Do you receive the marketing emails your company sends out?

Do you open them, look at the design through the eyes of your customers, check the offers and the links, even place the occasional order or put in a help request?

If you don’t, you should.

Subscribe to every email list your company maintainsYou may be thinking that you pay other people to do that—and you probably do. You should be able to trust those people to do a good job and implement the marketing plan you approved.

But that doesn’t relieve you (and by “you,” I mean the company owner and/or senior management team) of the responsibility for making sure your system is working as it should.

Action advice:

• Set up several email accounts on different systems using fictitious names your team won’t recognize and subscribe to every email list your company maintains.

• Open every email and at least skim it. Is the design user-friendly? Is the style and tone appropriate? Is the information accurate? Is it fresh and creative or has your team resorted to tired, overused tricks and gimmicks?

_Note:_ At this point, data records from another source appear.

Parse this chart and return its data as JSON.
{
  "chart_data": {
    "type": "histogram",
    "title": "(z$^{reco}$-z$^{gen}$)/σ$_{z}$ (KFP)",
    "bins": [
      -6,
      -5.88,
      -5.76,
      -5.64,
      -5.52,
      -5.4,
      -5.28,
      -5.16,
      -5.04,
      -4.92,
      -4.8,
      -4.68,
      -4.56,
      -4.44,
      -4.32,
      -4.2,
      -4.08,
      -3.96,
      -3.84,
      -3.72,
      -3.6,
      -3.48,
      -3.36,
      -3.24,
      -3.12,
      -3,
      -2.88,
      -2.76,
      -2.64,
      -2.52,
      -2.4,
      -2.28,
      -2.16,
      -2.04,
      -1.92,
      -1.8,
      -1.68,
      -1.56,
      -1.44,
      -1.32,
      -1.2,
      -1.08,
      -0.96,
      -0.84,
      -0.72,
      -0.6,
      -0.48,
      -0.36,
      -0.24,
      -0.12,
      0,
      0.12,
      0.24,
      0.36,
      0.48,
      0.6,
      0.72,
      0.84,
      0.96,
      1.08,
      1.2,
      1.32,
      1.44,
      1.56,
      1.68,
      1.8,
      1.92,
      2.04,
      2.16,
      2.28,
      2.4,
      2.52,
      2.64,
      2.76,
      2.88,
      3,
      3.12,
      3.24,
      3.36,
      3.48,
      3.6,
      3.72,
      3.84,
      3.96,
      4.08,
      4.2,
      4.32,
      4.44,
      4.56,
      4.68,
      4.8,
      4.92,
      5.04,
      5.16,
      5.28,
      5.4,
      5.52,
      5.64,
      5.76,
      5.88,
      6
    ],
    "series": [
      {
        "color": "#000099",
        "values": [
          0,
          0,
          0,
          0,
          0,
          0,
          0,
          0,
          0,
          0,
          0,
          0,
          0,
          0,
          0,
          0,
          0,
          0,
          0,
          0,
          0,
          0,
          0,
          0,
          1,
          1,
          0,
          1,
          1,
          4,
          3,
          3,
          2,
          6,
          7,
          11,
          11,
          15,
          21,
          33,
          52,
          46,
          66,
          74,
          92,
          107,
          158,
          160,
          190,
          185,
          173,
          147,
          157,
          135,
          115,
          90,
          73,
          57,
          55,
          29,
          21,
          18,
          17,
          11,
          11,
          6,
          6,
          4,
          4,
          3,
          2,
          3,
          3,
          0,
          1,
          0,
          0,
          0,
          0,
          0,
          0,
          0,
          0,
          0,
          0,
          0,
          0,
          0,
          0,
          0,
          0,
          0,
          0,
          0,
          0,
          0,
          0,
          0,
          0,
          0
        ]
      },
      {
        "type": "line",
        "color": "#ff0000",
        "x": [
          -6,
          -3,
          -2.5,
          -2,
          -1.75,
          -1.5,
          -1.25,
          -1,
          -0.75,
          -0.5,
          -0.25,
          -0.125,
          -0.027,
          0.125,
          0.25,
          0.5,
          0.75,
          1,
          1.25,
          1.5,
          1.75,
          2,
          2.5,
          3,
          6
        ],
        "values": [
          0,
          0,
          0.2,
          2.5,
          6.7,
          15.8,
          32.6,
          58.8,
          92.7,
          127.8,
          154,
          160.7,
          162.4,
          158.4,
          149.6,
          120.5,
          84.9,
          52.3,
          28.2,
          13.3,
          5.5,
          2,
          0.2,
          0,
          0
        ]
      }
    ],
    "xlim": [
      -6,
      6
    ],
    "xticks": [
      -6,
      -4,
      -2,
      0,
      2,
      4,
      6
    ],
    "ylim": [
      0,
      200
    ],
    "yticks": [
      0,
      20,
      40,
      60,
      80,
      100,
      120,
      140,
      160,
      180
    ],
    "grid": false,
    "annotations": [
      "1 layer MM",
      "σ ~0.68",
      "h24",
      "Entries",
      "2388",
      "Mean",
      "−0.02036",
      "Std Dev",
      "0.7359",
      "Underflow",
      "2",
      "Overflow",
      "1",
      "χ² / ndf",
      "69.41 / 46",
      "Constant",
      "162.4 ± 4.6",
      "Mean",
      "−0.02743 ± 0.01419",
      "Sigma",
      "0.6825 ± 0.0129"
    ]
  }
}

• Regularly click through all of the links to make sure they work and, if your messages include sales offers, periodically place an order. You may not want to do this with every email, but do it with enough that you can be sure of the overall quality of your campaigns.

• Provide appropriate feedback to the folks doing the work.

Is your email content fresh and creative?Are you thinking you don’t have time to do that? Really? The truth is you don’t have time not to. Which is better—spend a few minutes up front making sure things are being done right or spend days or weeks and lots of money correcting mistakes after the fact?

You can certainly delegate the work and even a portion of the responsibility. But the proverbial buck stops with you, and you can't afford to not know what your company is sending out.

I’ve had clients who rarely checked my work before it was published. While I was flattered at the degree of trust they placed in me and I never betrayed that trust, I was frustrated by their disregard for the impact the content I created had on their company. And I was embarrassed for them when they would be asked about something they had ignored and couldn't answer the question.

If you don’t care about the impression you make on every front, why should the people who work for you?